Truthiness: “Believing something that feels true, even if it isn’t supported by fact.”
Quick: conjure the zeitgeist with a single word. A decade ago, that word (according to Merriam-Webster) was “truthiness.” This year, the feeling of truthiness is back with a sequel: citing a 2000% increase in its use during the year, Oxford Dictionaries has proclaimed “post-truth” to be the word that best reflects the spirit of the times. These two words are subtly different in meaning, but both point to a reliance on feeling rather than objective fact in decision-making.
But wait–aren’t we humans, with our big brains, inherently rational? Turns out that we are deeply influenced by thought processes that are largely automatic and unconscious, and even our “rational” thoughts are built on the shaky foundation of intuition. So how can we escape a post-truth world plagued by truthiness? Knowledge is power; there is always hope.

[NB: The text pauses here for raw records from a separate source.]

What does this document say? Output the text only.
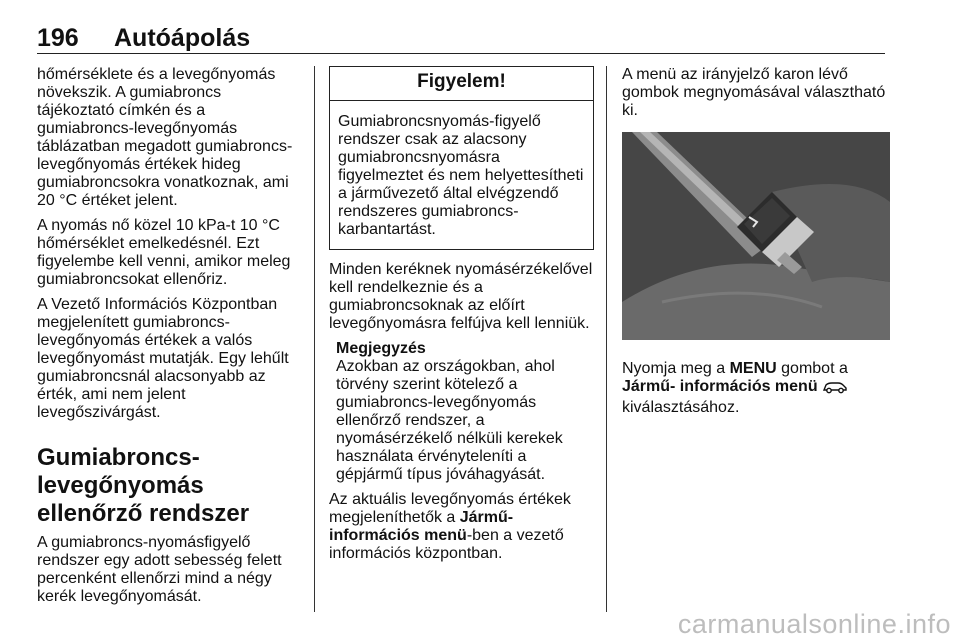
196 Autóápolás

hőmérséklete és a levegőnyomás növekszik. A gumiabroncs tájékoztató címkén és a gumiabroncs-levegőnyomás táblázatban megadott gumiabroncs-levegőnyomás értékek hideg gumiabroncsokra vonatkoznak, ami 20 °C értéket jelent.

A nyomás nő közel 10 kPa-t 10 °C hőmérséklet emelkedésnél. Ezt figyelembe kell venni, amikor meleg gumiabroncsokat ellenőriz.

A Vezető Információs Központban megjelenített gumiabroncs-levegőnyomás értékek a valós levegőnyomást mutatják. Egy lehűlt gumiabroncsnál alacsonyabb az érték, ami nem jelent levegőszivárgást.

Gumiabroncs-levegőnyomás ellenőrző rendszer

A gumiabroncs-nyomásfigyelő rendszer egy adott sebesség felett percenként ellenőrzi mind a négy kerék levegőnyomását.

Figyelem!
Gumiabroncsnyomás-figyelő rendszer csak az alacsony gumiabroncsnyomásra figyelmeztet és nem helyettesítheti a járművezető által elvégzendő rendszeres gumiabroncs-karbantartást.

Minden keréknek nyomásérzékelővel kell rendelkeznie és a gumiabroncsoknak az előírt levegőnyomásra felfújva kell lenniük.

Megjegyzés
Azokban az országokban, ahol törvény szerint kötelező a gumiabroncs-levegőnyomás ellenőrző rendszer, a nyomásérzékelő nélküli kerekek használata érvényteleníti a gépjármű típus jóváhagyását.

Az aktuális levegőnyomás értékek megjeleníthetők a Jármű-információs menü-ben a vezető információs központban.

A menü az irányjelző karon lévő gombok megnyomásával választható ki.

Nyomja meg a MENU gombot a
Jármű- információs menü
kiválasztásához.

carmanualsonline.info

One of the occupational hazards of being a librarian is that you will always have on hand a teetering stockpile made of books that randomly caught your eye while you were walking through the stacks. Daniel Kahneman’s Thinking, Fast and Slow was one such serendipitous find; it has been oddly soothing to delve into the quirks of human thought as I’ve grappled with the recent sea changes in our political landscape. Kahneman, a psychologist, won the Nobel Prize in Economics in 2002; the impact of his wide-ranging research on judgment, decision making, and intuitive prediction has been felt in fields as disparate as medicine and politics. Kahneman’s best-selling work is a guidebook to the current research on human rationality (and irrationality), and reading it will give you a better understanding of how to suss out instances of truthiness in your own thinking.

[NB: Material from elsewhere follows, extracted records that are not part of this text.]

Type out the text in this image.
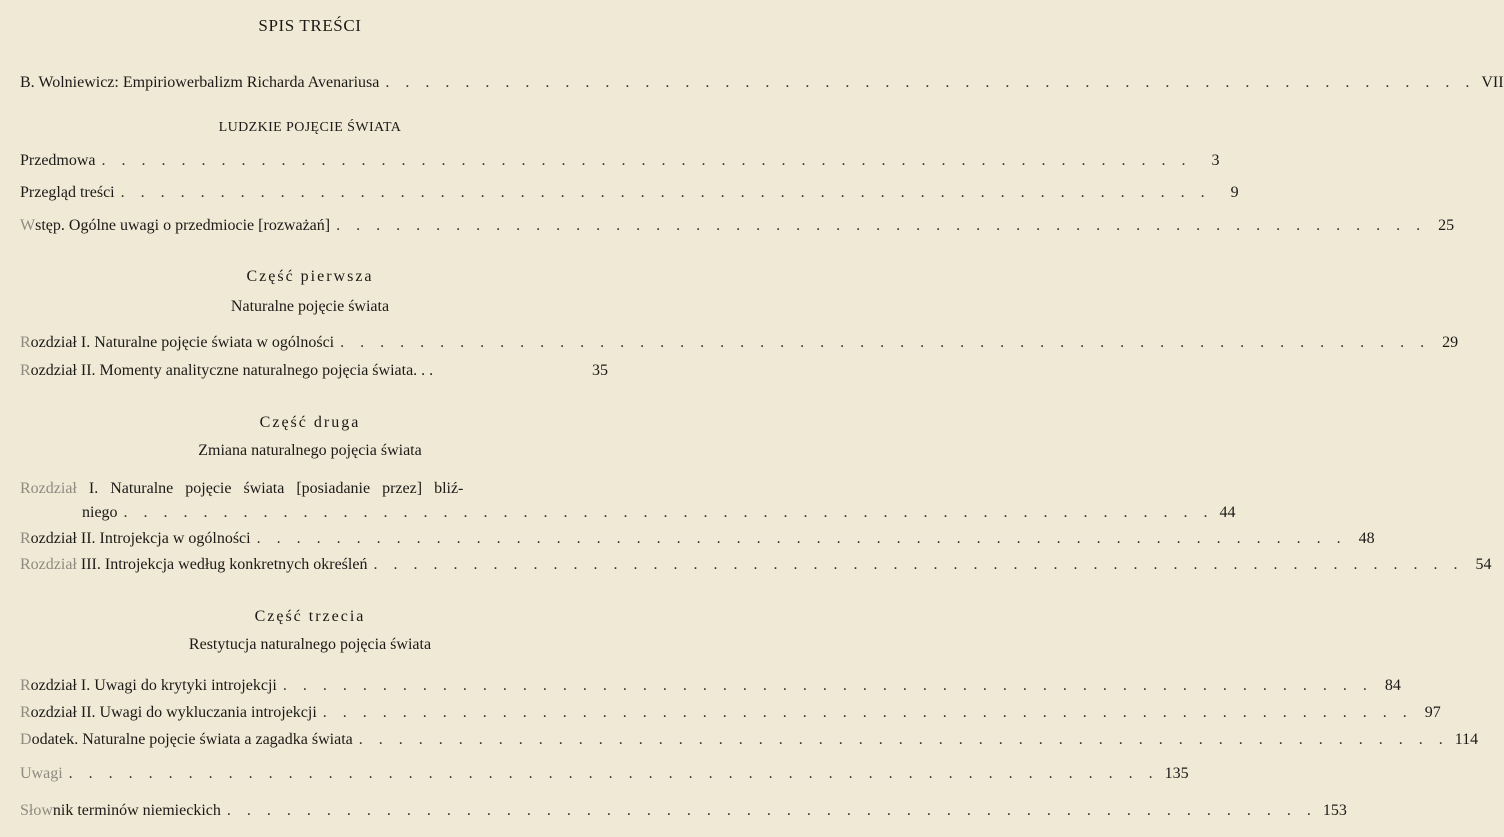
SPIS TREŚCI
B. Wolniewicz: Empiriowerbalizm Richarda Avenariusa . . . . . . . . . . . . . . . . . . . . . . . . . . . . . . . . . . . . . . . . . . . . . . . . . . . . . . . VII
LUDZKIE POJĘCIE ŚWIATA
Przedmowa . . . . . . . . . . . . . . . . . . . . . . . . . . . . . . . . . . . . . . . . . . . . . . . . . . . . . . .	3
Przegląd treści . . . . . . . . . . . . . . . . . . . . . . . . . . . . . . . . . . . . . . . . . . . . . . . . . . . . . . .	9
Wstęp. Ogólne uwagi o przedmiocie [rozważań] . . . . . . . . . . . . . . . . . . . . . . . . . . . . . . . . . . . . . . . . . . . . . . . . . . . . . . . 25
Część pierwsza
Naturalne pojęcie świata
Rozdział I. Naturalne pojęcie świata w ogólności . . . . . . . . . . . . . . . . . . . . . . . . . . . . . . . . . . . . . . . . . . . . . . . . . . . . . . . 29
Rozdział II. Momenty analityczne naturalnego pojęcia świata. . .	35
Część druga
Zmiana naturalnego pojęcia świata
Rozdział I. Naturalne pojęcie świata [posiadanie przez] bliź-
niego . . . . . . . . . . . . . . . . . . . . . . . . . . . . . . . . . . . . . . . . . . . . . . . . . . . . . . . 44
Rozdział II. Introjekcja w ogólności . . . . . . . . . . . . . . . . . . . . . . . . . . . . . . . . . . . . . . . . . . . . . . . . . . . . . . . 48
Rozdział III. Introjekcja według konkretnych określeń . . . . . . . . . . . . . . . . . . . . . . . . . . . . . . . . . . . . . . . . . . . . . . . . . . . . . . . 54
Część trzecia
Restytucja naturalnego pojęcia świata
Rozdział I. Uwagi do krytyki introjekcji . . . . . . . . . . . . . . . . . . . . . . . . . . . . . . . . . . . . . . . . . . . . . . . . . . . . . . . 84
Rozdział II. Uwagi do wykluczania introjekcji . . . . . . . . . . . . . . . . . . . . . . . . . . . . . . . . . . . . . . . . . . . . . . . . . . . . . . . 97
Dodatek. Naturalne pojęcie świata a zagadka świata . . . . . . . . . . . . . . . . . . . . . . . . . . . . . . . . . . . . . . . . . . . . . . . . . . . . . . . 114
Uwagi . . . . . . . . . . . . . . . . . . . . . . . . . . . . . . . . . . . . . . . . . . . . . . . . . . . . . . . 135
Słownik terminów niemieckich . . . . . . . . . . . . . . . . . . . . . . . . . . . . . . . . . . . . . . . . . . . . . . . . . . . . . . . 153
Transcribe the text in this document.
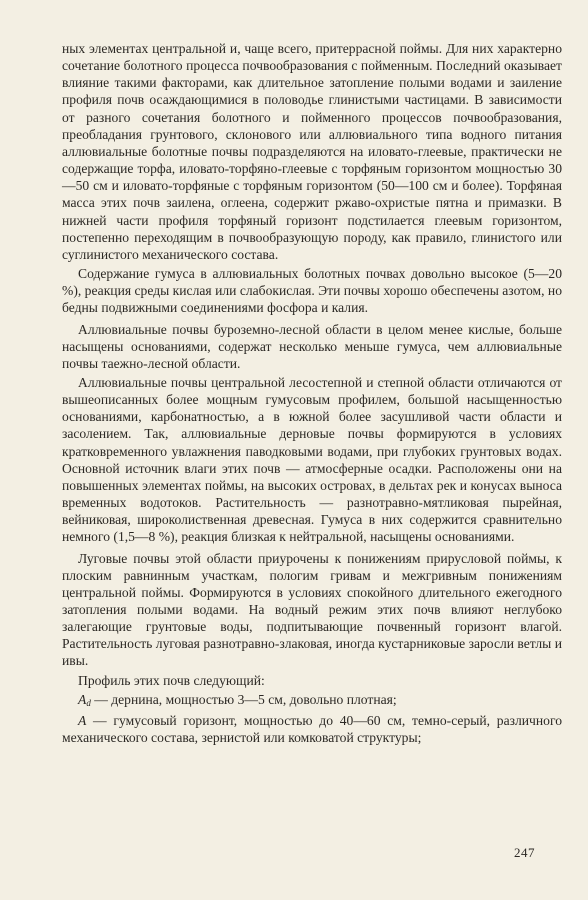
ных элементах центральной и, чаще всего, притеррасной поймы. Для них характерно сочетание болотного процесса почвообразования с пойменным. Последний оказывает влияние такими факторами, как длительное затопление полыми водами и заиление профиля почв осаждающимися в половодье глинистыми частицами. В зависимости от разного сочетания болотного и пойменного процессов почвообразования, преобладания грунтового, склонового или аллювиального типа водного питания аллювиальные болотные почвы подразделяются на иловато-глеевые, практически не содержащие торфа, иловато-торфяно-глеевые с торфяным горизонтом мощностью 30—50 см и иловато-торфяные с торфяным горизонтом (50—100 см и более). Торфяная масса этих почв заилена, оглеена, содержит ржаво-охристые пятна и примазки. В нижней части профиля торфяный горизонт подстилается глеевым горизонтом, постепенно переходящим в почвообразующую породу, как правило, глинистого или суглинистого механического состава.

Содержание гумуса в аллювиальных болотных почвах довольно высокое (5—20 %), реакция среды кислая или слабокислая. Эти почвы хорошо обеспечены азотом, но бедны подвижными соединениями фосфора и калия.

Аллювиальные почвы буроземно-лесной области в целом менее кислые, больше насыщены основаниями, содержат несколько меньше гумуса, чем аллювиальные почвы таежно-лесной области.

Аллювиальные почвы центральной лесостепной и степной области отличаются от вышеописанных более мощным гумусовым профилем, большой насыщенностью основаниями, карбонатностью, а в южной более засушливой части области и засолением. Так, аллювиальные дерновые почвы формируются в условиях кратковременного увлажнения паводковыми водами, при глубоких грунтовых водах. Основной источник влаги этих почв — атмосферные осадки. Расположены они на повышенных элементах поймы, на высоких островах, в дельтах рек и конусах выноса временных водотоков. Растительность — разнотравно-мятликовая пырейная, вейниковая, широколиственная древесная. Гумуса в них содержится сравнительно немного (1,5—8 %), реакция близкая к нейтральной, насыщены основаниями.

Луговые почвы этой области приурочены к понижениям прирусловой поймы, к плоским равнинным участкам, пологим гривам и межгривным понижениям центральной поймы. Формируются в условиях спокойного длительного ежегодного затопления полыми водами. На водный режим этих почв влияют неглубоко залегающие грунтовые воды, подпитывающие почвенный горизонт влагой. Растительность луговая разнотравно-злаковая, иногда кустарниковые заросли ветлы и ивы.

Профиль этих почв следующий:

$A_d$ — дернина, мощностью 3—5 см, довольно плотная;

A — гумусовый горизонт, мощностью до 40—60 см, темно-серый, различного механического состава, зернистой или комковатой структуры;

247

Using the conceit of “System 1”–the processes of unconscious perception and thought that provide gut reactions–and “System 2”–the slower, conscious (and easily exhausted) processes of thought that vet evidence and evaluate the snap judgments of System 1–to organize his discussion of human thinking, he details the variety of ways in which the interplay between these two types of thinking lead to judgments muddied by an array of cognitive biases. Key points among them are overconfidence in our own knowledge and understanding, susceptibility to the power of suggestion, and an inclination towards the familiar.

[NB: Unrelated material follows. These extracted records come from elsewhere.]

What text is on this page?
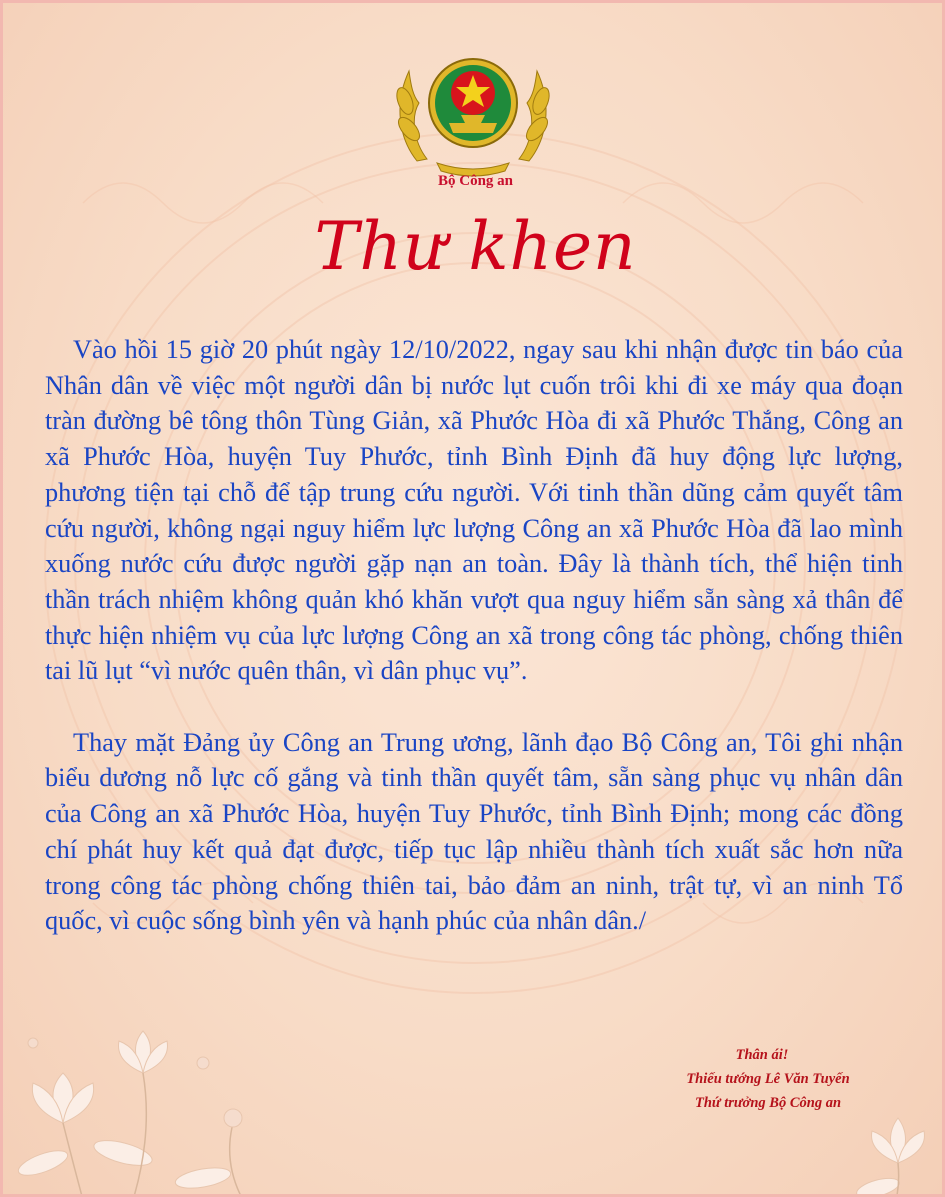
Bộ Công an
Thư khen

Vào hồi 15 giờ 20 phút ngày 12/10/2022, ngay sau khi nhận được tin báo của Nhân dân về việc một người dân bị nước lụt cuốn trôi khi đi xe máy qua đoạn tràn đường bê tông thôn Tùng Giản, xã Phước Hòa đi xã Phước Thắng, Công an xã Phước Hòa, huyện Tuy Phước, tỉnh Bình Định đã huy động lực lượng, phương tiện tại chỗ để tập trung cứu người. Với tinh thần dũng cảm quyết tâm cứu người, không ngại nguy hiểm lực lượng Công an xã Phước Hòa đã lao mình xuống nước cứu được người gặp nạn an toàn. Đây là thành tích, thể hiện tinh thần trách nhiệm không quản khó khăn vượt qua nguy hiểm sẵn sàng xả thân để thực hiện nhiệm vụ của lực lượng Công an xã trong công tác phòng, chống thiên tai lũ lụt “vì nước quên thân, vì dân phục vụ”.

Thay mặt Đảng ủy Công an Trung ương, lãnh đạo Bộ Công an, Tôi ghi nhận biểu dương nỗ lực cố gắng và tinh thần quyết tâm, sẵn sàng phục vụ nhân dân của Công an xã Phước Hòa, huyện Tuy Phước, tỉnh Bình Định; mong các đồng chí phát huy kết quả đạt được, tiếp tục lập nhiều thành tích xuất sắc hơn nữa trong công tác phòng chống thiên tai, bảo đảm an ninh, trật tự, vì an ninh Tổ quốc, vì cuộc sống bình yên và hạnh phúc của nhân dân./

Thân ái!
Thiếu tướng Lê Văn Tuyến
Thứ trưởng Bộ Công an
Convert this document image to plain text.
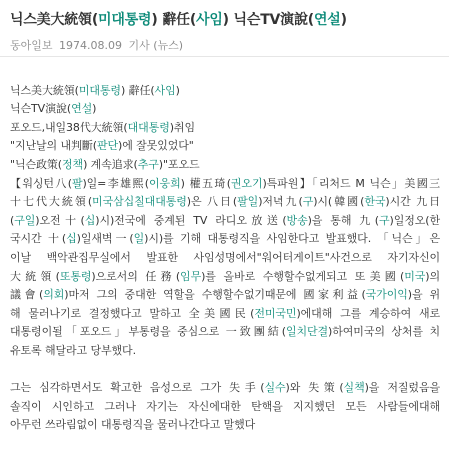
닉스美大統領(미대통령) 辭任(사임) 닉슨TV演說(연설)
동아일보 1974.08.09 기사 (뉴스)
닉스美大統領(미대통령) 辭任(사임)
닉슨TV演說(연설)
포오드,내일38代大統領(대대통령)취임
"지난날의 내判斷(판단)에 잘못있었다"
"닉슨政策(정책) 계속追求(추구)"포오드
【워싱턴八(팔)일=李雄熙(이웅희) 權五琦(권오기)특파원】「리처드 M 닉슨」美國三
十七代大統領(미국삼십칠대대통령)은 八日(팔일)저녁九(구)시(韓國(한국)시간 九日
(구일)오전十(십)시)전국에 중계된 TV 라디오放送(방송)을 통해 九(구)일정오(한
국시간 十(십)일새벽一(일)시)를 기해 대통령직을 사임한다고 발표했다. 「닉슨」은
이날 백악관집무실에서 발표한 사임성명에서"워어터게이트"사건으로 자기자신이
大統領(또통령)으로서의 任務(임무)를 올바로 수행할수없게되고 또美國(미국)의
議會(의회)마저 그의 중대한 역할을 수행할수없기때문에 國家利益(국가이익)을 위
해 물러나기로 결정했다고 말하고 全美國民(전미국민)에대해 그를 계승하여 새로
대통령이될「포오드」부통령을 중심으로 一致團結(일치단결)하여미국의 상처를 치
유토록 해달라고 당부했다.
그는 심각하면서도 확고한 음성으로 그가 失手(실수)와 失策(실책)을 저질렀음을
솔직이 시인하고 그러나 자기는 자신에대한 탄핵을 지지했던 모든 사람들에대해
아무런 쓰라림없이 대통령직을 물러나간다고 말했다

While Thinking predates current events by five years, its content sheds light on how the constant avalanche of information that surrounds us, paired with the weaknesses of our System 2 thinking processes, lends credence to fake news and hyperbolic political rhetoric. Besides raising awareness of the tendencies to which we are inherently prone, Kahneman also offers practical suggestions for sidestepping those tendencies and building your internal truthiness-fighting toolkit.
Kahneman’s work, while weighty (and humbling!) is leavened throughout by his clear empathy for the human condition and his ready acknowledgement of his own tendency to succumb to the biases his research has explored. Also, Thinking provides a glimpse into the extraordinary partnership Kahneman shared with fellow researcher Amos Tversky, itself the subject of a fascinating new joint biography, Michael Lewis’s The Undoing Project: A Friendship that Changed Our Minds.
Want more tools in your anti-irrationality toolbox? Howard Wainer’s surprisingly readable Truth or Truthiness: Distinguishing Fact from Fiction by Learning to Think Like a Data Scientist provides a deep dive into the issue of statistical reasoning and its relationship to data visualization. Examine your biases, gain a greater understanding of statistics, and resist the rise of a post-truth world.
-Melissa Fisher Isaacs is the Information Services Coordinator at Lawrence Public Library.